There's a peanut-sized jelly: "Irukandji." The Australian Aborigines knew about this one long ago. This tiny thing stings you, barely needs to brush against your skin, and you hardly feel it. 30 minutes later a pain in your lower back sets in, like gangsters are taking a baseball bat to your kidneys. This is only the beginning of the fun.
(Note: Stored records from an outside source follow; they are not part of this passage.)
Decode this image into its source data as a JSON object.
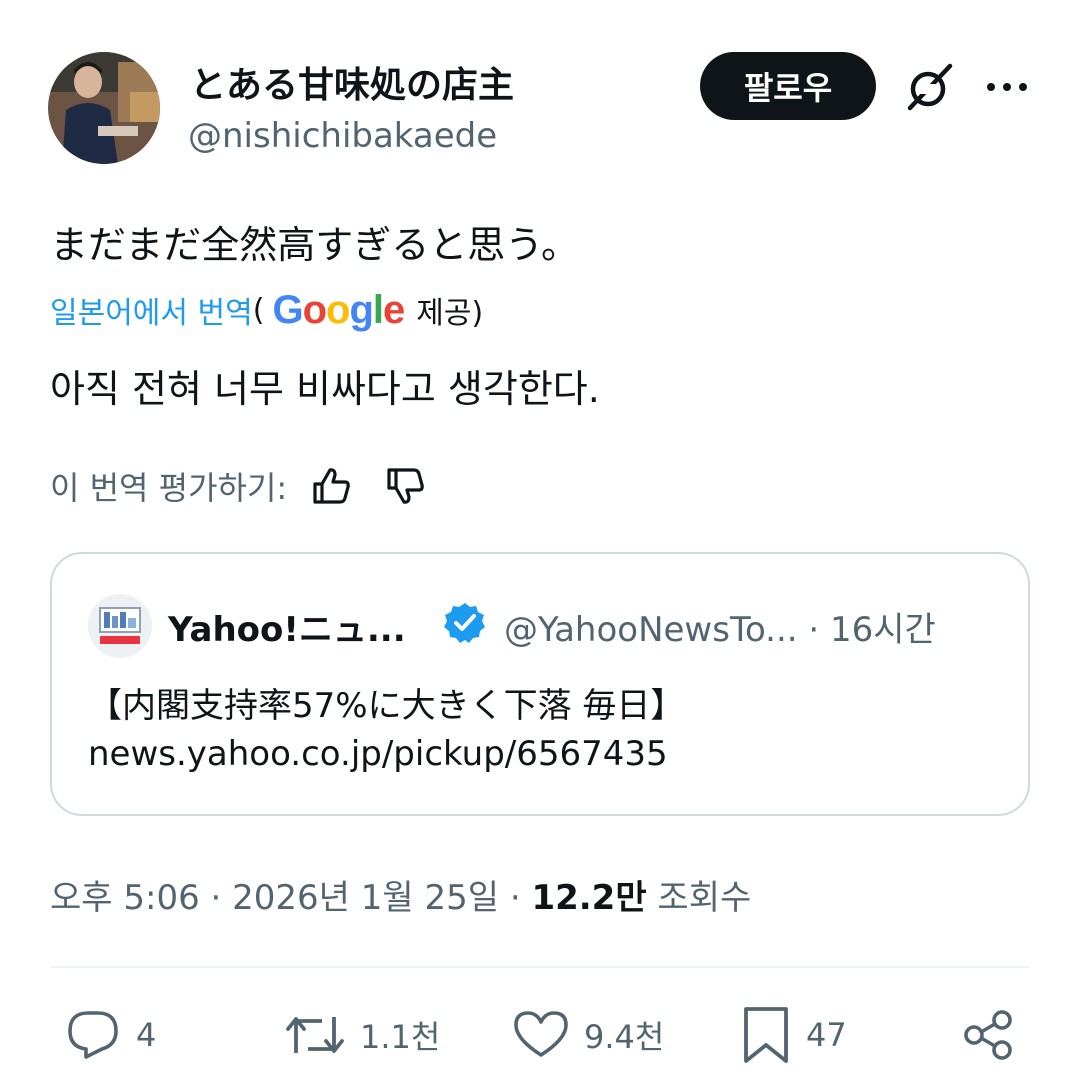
{
  "author": {
    "display_name": "とある甘味処の店主",
    "handle": "@nishichibakaede"
  },
  "header": {
    "follow_label": "팔로우",
    "grok_icon": "grok-icon",
    "more_icon": "more-icon"
  },
  "tweet": {
    "text": "まだまだ全然高すぎると思う。",
    "translate_link": "일본어에서 번역",
    "translate_paren_open": "(",
    "google_logo": "Google",
    "translate_provided": "제공)",
    "translated_text": "아직 전혀 너무 비싸다고 생각한다.",
    "rate_label": "이 번역 평가하기:"
  },
  "quote": {
    "name": "Yahoo!ニュ...",
    "handle_time": "@YahooNewsTo... · 16시간",
    "text_line1": "【内閣支持率57%に大きく下落 毎日】",
    "text_line2": "news.yahoo.co.jp/pickup/6567435"
  },
  "meta": {
    "time_date": "오후 5:06 · 2026년 1월 25일 · ",
    "views_count": "12.2만",
    "views_label": " 조회수"
  },
  "actions": {
    "replies": "4",
    "reposts": "1.1천",
    "likes": "9.4천",
    "bookmarks": "47"
  },
  "colors": {
    "link": "#1d9bf0",
    "muted": "#536471",
    "text": "#0f1419",
    "border": "#cfd9de",
    "verified": "#1d9bf0"
  }
}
Nausea and vomiting set in, every minute for hours on end. You get spasms of pain shooting down your arms and legs, your blood pressure raises to a dangerous, killing level, and you find it very difficult to breath. Then you get something like what meth or coke addicts get: the feeling that bugs are crawling around under your skin, or worms. Many people beg the doctor to please let them die, quickly.

The Irukandji were thought to only inhabit the waters off of Australia, but now they're off the cape of Africa, and near Florida.

They come in very many shapes and sizes. They've formed a "stingy-slimy killing field" 30,000 square miles wide off the coast of Africa, eating everything in sight.

When you quarter a jellyfish the pieces regenerate and resume normal life as adults within three days. There are species of which, when one dies...they really don't die. In zombie-ish fashion, cells from the rotting body escape, float away, find each other and form a new jellyfish polyp, which is the junior stage of jellyfish-hood. Polyps need to attach to smooth, hard surfaces, and the competing species named Homo sapiens makes structures tailor-made for jellyfish polyps.

Also, the H. sapiens have done far more than any other species to pave the way for the Re-Emergence of the Jellies as Pre-eminent Beings of the Earth-Ocean: Homo sapiens has overfished its world oceans. Jellies can make food by sunlight, or just eat all the plankton. Drift nets and plastic bags have killed off the Jelly's main predators, like the Sea Turtle. From agricultural run-off into the oceans, the new species of H. sap has created hypoxia zones in the waters: vast regions of very little to zero oxygen, killing off all living things...except the Jellies. They can handle it. Their metabolism allows them to deal with it.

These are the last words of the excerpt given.